Нет во мне сейчас дара письма, как не оказалось бы вероятно, если бы мы с Вами неожиданно встретились где-нибудь здесь во Фиезоле, и того дара беседы, которому Вы бывало так искренне, и все-же не без улыбки сожаления удивлялись во мне.
Да, несмотря на всю мою бесконечную благодарность Вам за то, чем для меня было в ужас-
7
ные месяцы после Таниной смерти Ваше умное молчание и живое спокойствие, я Вам сейчас не могу писать. Почему? Если-бы знать, почему, можно было-бы вероятно уже и писать....
Плохо я себя чувствую в последнее время: не могу уйти от себя и потому не могу прийти в себя; ведь это странным образом одно и то же.
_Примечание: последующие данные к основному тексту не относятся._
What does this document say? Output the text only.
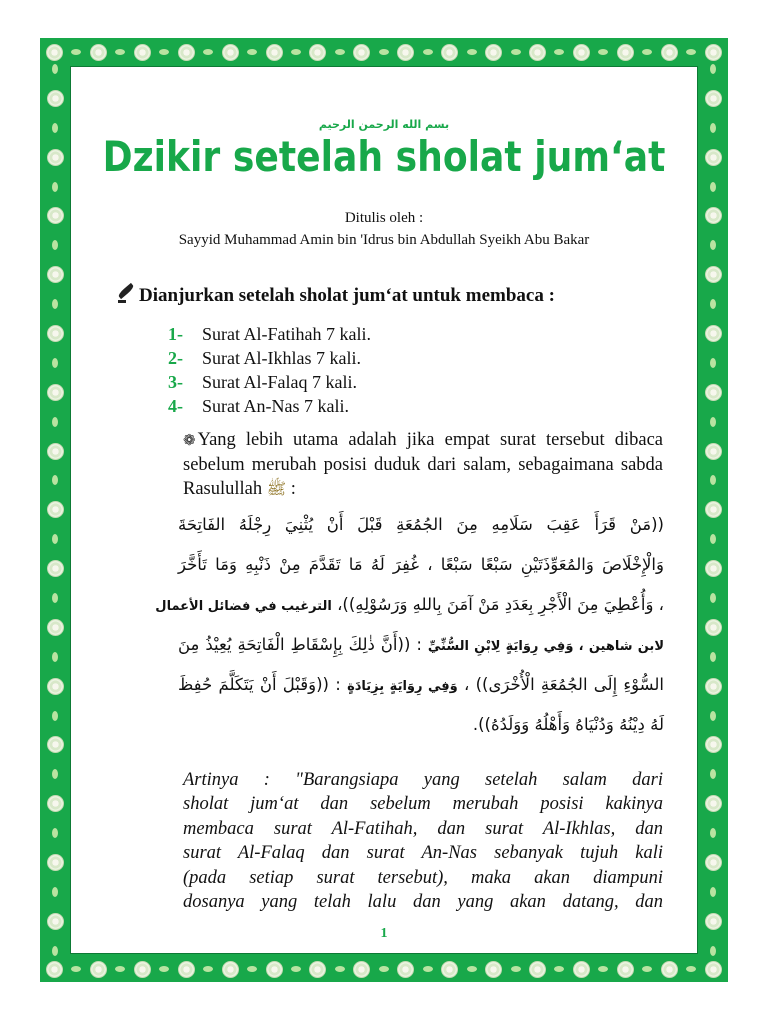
بسم الله الرحمن الرحيم
Dzikir setelah sholat jum‘at
Ditulis oleh :
Sayyid Muhammad Amin bin 'Idrus bin Abdullah Syeikh Abu Bakar
Dianjurkan setelah sholat jum‘at untuk membaca :
1-	Surat Al-Fatihah 7 kali.
2-	Surat Al-Ikhlas 7 kali.
3-	Surat Al-Falaq 7 kali.
4-	Surat An-Nas 7 kali.
❁ Yang lebih utama adalah jika empat surat tersebut dibaca sebelum merubah posisi duduk dari salam, sebagaimana sabda Rasulullah ﷺ :
((مَنْ قَرَأَ عَقِبَ سَلَامِهِ مِنَ الجُمُعَةِ قَبْلَ أَنْ يُثْنِيَ رِجْلَهُ الفَاتِحَةَ
وَالْإِخْلَاصَ وَالمُعَوِّذَتَيْنِ سَبْعًا سَبْعًا ، غُفِرَ لَهُ مَا تَقَدَّمَ مِنْ ذَنْبِهِ وَمَا تَأَخَّرَ
، وَأُعْطِيَ مِنَ الْأَجْرِ بِعَدَدِ مَنْ آمَنَ بِاللهِ وَرَسُوْلِهِ))، الترغيب في فضائل الأعمال
لابن شاهين ، وَفِي رِوَايَةٍ لِابْنِ السُّنِّيِّ : ((أَنَّ ذٰلِكَ بِإِسْقَاطِ الْفَاتِحَةِ يُعِيْذُ مِنَ
السُّوْءِ إِلَى الجُمُعَةِ الْأُخْرَى)) ، وَفِي رِوَايَةٍ بِزِيَادَةٍ : ((وَقَبْلَ أَنْ يَتَكَلَّمَ حُفِظَ
لَهُ دِيْنُهُ وَدُنْيَاهُ وَأَهْلُهُ وَوَلَدُهُ)).
Artinya : "Barangsiapa yang setelah salam dari
sholat jum‘at dan sebelum merubah posisi kakinya
membaca surat Al-Fatihah, dan surat Al-Ikhlas, dan
surat Al-Falaq dan surat An-Nas sebanyak tujuh kali
(pada setiap surat tersebut), maka akan diampuni
dosanya yang telah lalu dan yang akan datang, dan
1
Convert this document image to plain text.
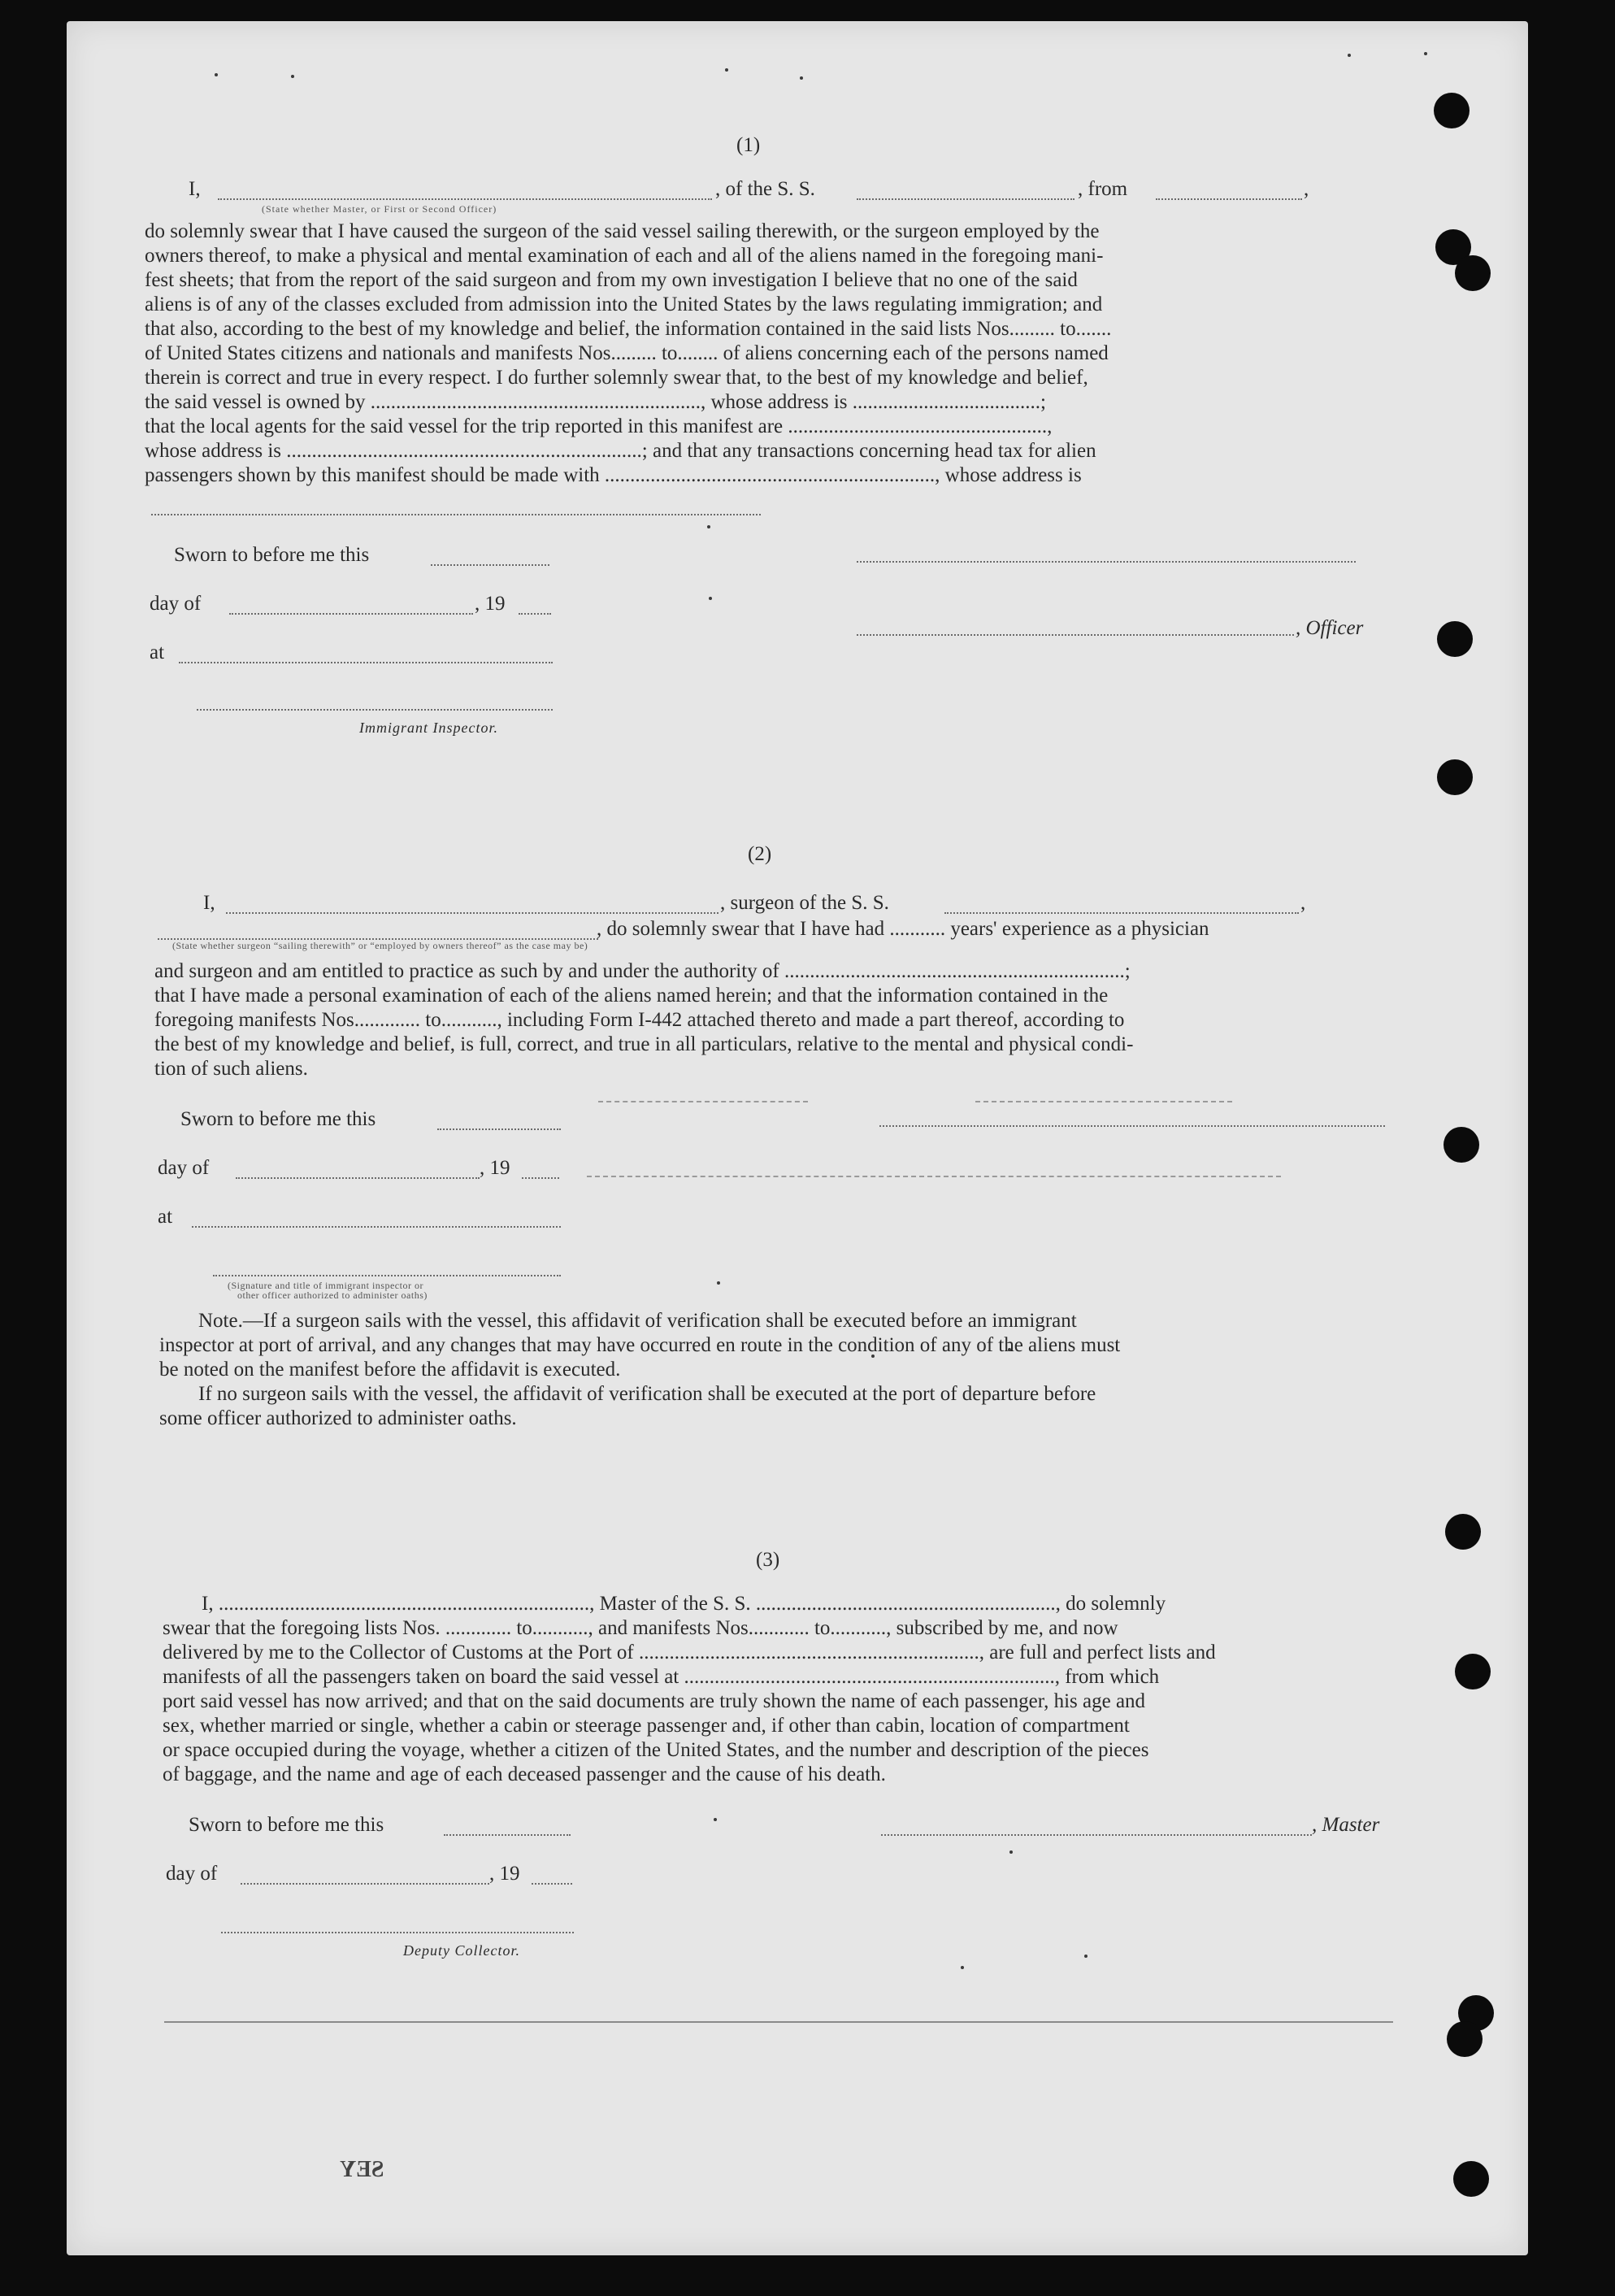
(1)
I,	, of the S. S.	, from	,
(State whether Master, or First or Second Officer)
do solemnly swear that I have caused the surgeon of the said vessel sailing therewith, or the surgeon employed by the
owners thereof, to make a physical and mental examination of each and all of the aliens named in the foregoing mani-
fest sheets; that from the report of the said surgeon and from my own investigation I believe that no one of the said
aliens is of any of the classes excluded from admission into the United States by the laws regulating immigration; and
that also, according to the best of my knowledge and belief, the information contained in the said lists Nos......... to.......
of United States citizens and nationals and manifests Nos......... to........ of aliens concerning each of the persons named
therein is correct and true in every respect. I do further solemnly swear that, to the best of my knowledge and belief,
the said vessel is owned by ................................................................., whose address is .....................................;
that the local agents for the said vessel for the trip reported in this manifest are ...................................................,
whose address is ......................................................................; and that any transactions concerning head tax for alien
passengers shown by this manifest should be made with ................................................................., whose address is
Sworn to before me this
day of	, 19
, Officer
at
Immigrant Inspector.
(2)
I,	, surgeon of the S. S.	,
, do solemnly swear that I have had ........... years' experience as a physician
(State whether surgeon “sailing therewith” or “employed by owners thereof” as the case may be)
and surgeon and am entitled to practice as such by and under the authority of ...................................................................;
that I have made a personal examination of each of the aliens named herein; and that the information contained in the
foregoing manifests Nos............. to..........., including Form I-442 attached thereto and made a part thereof, according to
the best of my knowledge and belief, is full, correct, and true in all particulars, relative to the mental and physical condi-
tion of such aliens.
Sworn to before me this
day of	, 19
at
(Signature and title of immigrant inspector or
other officer authorized to administer oaths)
Note.—If a surgeon sails with the vessel, this affidavit of verification shall be executed before an immigrant
inspector at port of arrival, and any changes that may have occurred en route in the condition of any of the aliens must
be noted on the manifest before the affidavit is executed.
If no surgeon sails with the vessel, the affidavit of verification shall be executed at the port of departure before
some officer authorized to administer oaths.
(3)
I, ........................................................................., Master of the S. S. ..........................................................., do solemnly
swear that the foregoing lists Nos. ............. to..........., and manifests Nos............ to..........., subscribed by me, and now
delivered by me to the Collector of Customs at the Port of ..................................................................., are full and perfect lists and
manifests of all the passengers taken on board the said vessel at ........................................................................., from which
port said vessel has now arrived; and that on the said documents are truly shown the name of each passenger, his age and
sex, whether married or single, whether a cabin or steerage passenger and, if other than cabin, location of compartment
or space occupied during the voyage, whether a citizen of the United States, and the number and description of the pieces
of baggage, and the name and age of each deceased passenger and the cause of his death.
Sworn to before me this	, Master
day of	, 19
Deputy Collector.
SEY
Вокруг цепенеющего в душе одиночества все время мечется какая то глухая тревога. Так хочется живой беседы с Вами, а письмо так упорно не пишется. Ну, как-нибудь начну, а там, как знать, может быть, после нескольких писем мы и договоримся до чего-нибудь более существенного; у меня есть многое на душе, а может быть и на совести, что хотелось бы сказать, в чем хотелось бы покаяться Вам...
Я помню свой первый приезд во Флоренцию, помню, как целыми днями бродил по площадям и музеям, как ночами простаивал у залитых лунным светом стен, среди закутанных в свои черные плащи кипарисов, блаженно освобожденный прекрасною прозрачной четкостью Италии от мучительной бесформенности и певучей мечтательности моих русских настроений.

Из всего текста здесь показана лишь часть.